Actually a more precise definition for entity type is a concept of importance to the organization, about which it wishes to capture or report information. Entity types are also called data classes, especially by the object-oriented (OO) types out there. Many practitioners will refer them to as entities for short, although this is technically incorrect, as entity is more properly thought of as an instance. A whole group of entities that are categorically similar with the same properties are then entity types.

Think of the most common entity type of them all: Person. Persons all must have at most one PreferredName, SurName, BirthDate, and BirthPlaceName. We all may have at most one SSNumber, MaidenName, or HighSchoolGraduationDate. And we may occupy one or more Roles of interest to the Organization, e.g., Employee, Customer, Vendor Contact and so on. Conceptually, all of these Roles are assumed by Persons and all of these Persons may assume many Roles.

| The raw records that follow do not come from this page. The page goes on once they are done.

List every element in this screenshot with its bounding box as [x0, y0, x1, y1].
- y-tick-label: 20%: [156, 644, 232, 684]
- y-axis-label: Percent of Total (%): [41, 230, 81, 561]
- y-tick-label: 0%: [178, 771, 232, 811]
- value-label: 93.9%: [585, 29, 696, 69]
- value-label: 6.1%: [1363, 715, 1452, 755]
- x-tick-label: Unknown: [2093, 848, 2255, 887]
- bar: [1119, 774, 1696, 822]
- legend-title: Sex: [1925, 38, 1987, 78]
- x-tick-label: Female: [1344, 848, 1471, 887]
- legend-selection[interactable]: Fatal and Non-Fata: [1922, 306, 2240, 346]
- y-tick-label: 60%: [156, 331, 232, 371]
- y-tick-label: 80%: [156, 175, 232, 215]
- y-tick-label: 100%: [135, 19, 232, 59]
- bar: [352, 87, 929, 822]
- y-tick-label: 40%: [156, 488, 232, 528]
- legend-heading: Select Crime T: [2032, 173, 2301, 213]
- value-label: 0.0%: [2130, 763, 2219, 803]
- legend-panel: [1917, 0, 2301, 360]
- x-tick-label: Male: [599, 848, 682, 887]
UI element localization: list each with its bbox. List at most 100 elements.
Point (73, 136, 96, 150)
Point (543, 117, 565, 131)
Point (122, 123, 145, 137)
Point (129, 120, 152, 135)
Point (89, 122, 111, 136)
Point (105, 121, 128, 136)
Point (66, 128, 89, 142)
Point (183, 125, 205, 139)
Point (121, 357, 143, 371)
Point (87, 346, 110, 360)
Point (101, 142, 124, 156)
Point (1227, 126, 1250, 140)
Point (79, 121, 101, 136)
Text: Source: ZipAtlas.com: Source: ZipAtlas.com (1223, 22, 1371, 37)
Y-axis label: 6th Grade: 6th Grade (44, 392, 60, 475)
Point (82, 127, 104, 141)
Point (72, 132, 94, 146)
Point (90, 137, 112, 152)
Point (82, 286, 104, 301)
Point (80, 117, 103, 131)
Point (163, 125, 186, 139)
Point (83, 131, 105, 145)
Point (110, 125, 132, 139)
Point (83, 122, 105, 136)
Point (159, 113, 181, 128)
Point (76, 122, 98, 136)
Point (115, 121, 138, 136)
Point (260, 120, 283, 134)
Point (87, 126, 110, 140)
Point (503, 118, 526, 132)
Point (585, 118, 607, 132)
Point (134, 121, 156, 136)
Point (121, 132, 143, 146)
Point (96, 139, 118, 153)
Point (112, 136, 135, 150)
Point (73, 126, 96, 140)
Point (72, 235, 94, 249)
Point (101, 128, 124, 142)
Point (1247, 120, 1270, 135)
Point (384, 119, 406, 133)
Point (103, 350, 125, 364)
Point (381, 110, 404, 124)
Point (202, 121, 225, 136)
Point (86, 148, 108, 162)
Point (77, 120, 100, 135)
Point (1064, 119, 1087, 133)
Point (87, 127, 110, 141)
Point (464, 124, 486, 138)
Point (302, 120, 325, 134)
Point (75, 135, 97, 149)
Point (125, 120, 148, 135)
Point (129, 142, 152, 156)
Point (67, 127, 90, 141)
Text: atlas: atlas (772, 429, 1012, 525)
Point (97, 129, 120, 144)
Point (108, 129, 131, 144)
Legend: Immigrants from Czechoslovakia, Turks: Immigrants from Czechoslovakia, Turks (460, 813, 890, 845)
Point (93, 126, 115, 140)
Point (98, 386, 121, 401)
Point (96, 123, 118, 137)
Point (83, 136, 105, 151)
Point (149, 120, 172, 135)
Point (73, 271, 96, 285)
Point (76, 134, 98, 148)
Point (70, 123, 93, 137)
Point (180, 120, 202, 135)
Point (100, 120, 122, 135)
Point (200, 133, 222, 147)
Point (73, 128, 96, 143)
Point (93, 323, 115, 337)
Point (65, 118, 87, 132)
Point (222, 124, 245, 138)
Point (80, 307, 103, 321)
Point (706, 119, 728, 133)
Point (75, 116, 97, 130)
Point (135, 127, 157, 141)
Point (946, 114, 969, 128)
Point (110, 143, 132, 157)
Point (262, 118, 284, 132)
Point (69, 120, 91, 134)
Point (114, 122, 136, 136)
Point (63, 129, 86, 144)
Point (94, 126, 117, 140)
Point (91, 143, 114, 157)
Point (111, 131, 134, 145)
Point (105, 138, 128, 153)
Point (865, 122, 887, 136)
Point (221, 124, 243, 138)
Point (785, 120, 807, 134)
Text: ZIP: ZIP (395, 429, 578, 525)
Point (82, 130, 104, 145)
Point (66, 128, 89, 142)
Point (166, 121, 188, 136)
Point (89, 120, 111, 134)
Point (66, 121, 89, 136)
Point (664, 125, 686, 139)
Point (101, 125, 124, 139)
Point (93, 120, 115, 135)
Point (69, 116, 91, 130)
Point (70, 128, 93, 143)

So entity types are also class-type nouns: Persons, places (GeopoliticalAreas), or things. Things can be tangible like a Book or Product or they can be intangible, like a Course or PartSpecification . Indeed, the most relevant and most difficult entity types to identify are related to events. An ItemSale or a PurchaseOrderEntry are common itemization events. These event entity types are sometimes discovered while resolving associative entity types, this is not necessarily so. In my experience, in fact, maintaining inherited dependency between parent entities and a single child while data modeling will uncover these event-dependent associations. An organizational subject matter expert (SME) may not even recognize these entity types as important because they are implicit, but they are absolutely fundamental to the organization and thereby the data model. This can make them difficult to name. A process model may indeed be helpful to cross reference to be sure that all elementary business events are mappable to a "root" entity type.

In closing, remember an organizational entity-type is not a table, report, control object or any other programming construct. It is something that organizational SMEs will (eventually) recognize as important to conduct of business within that organization.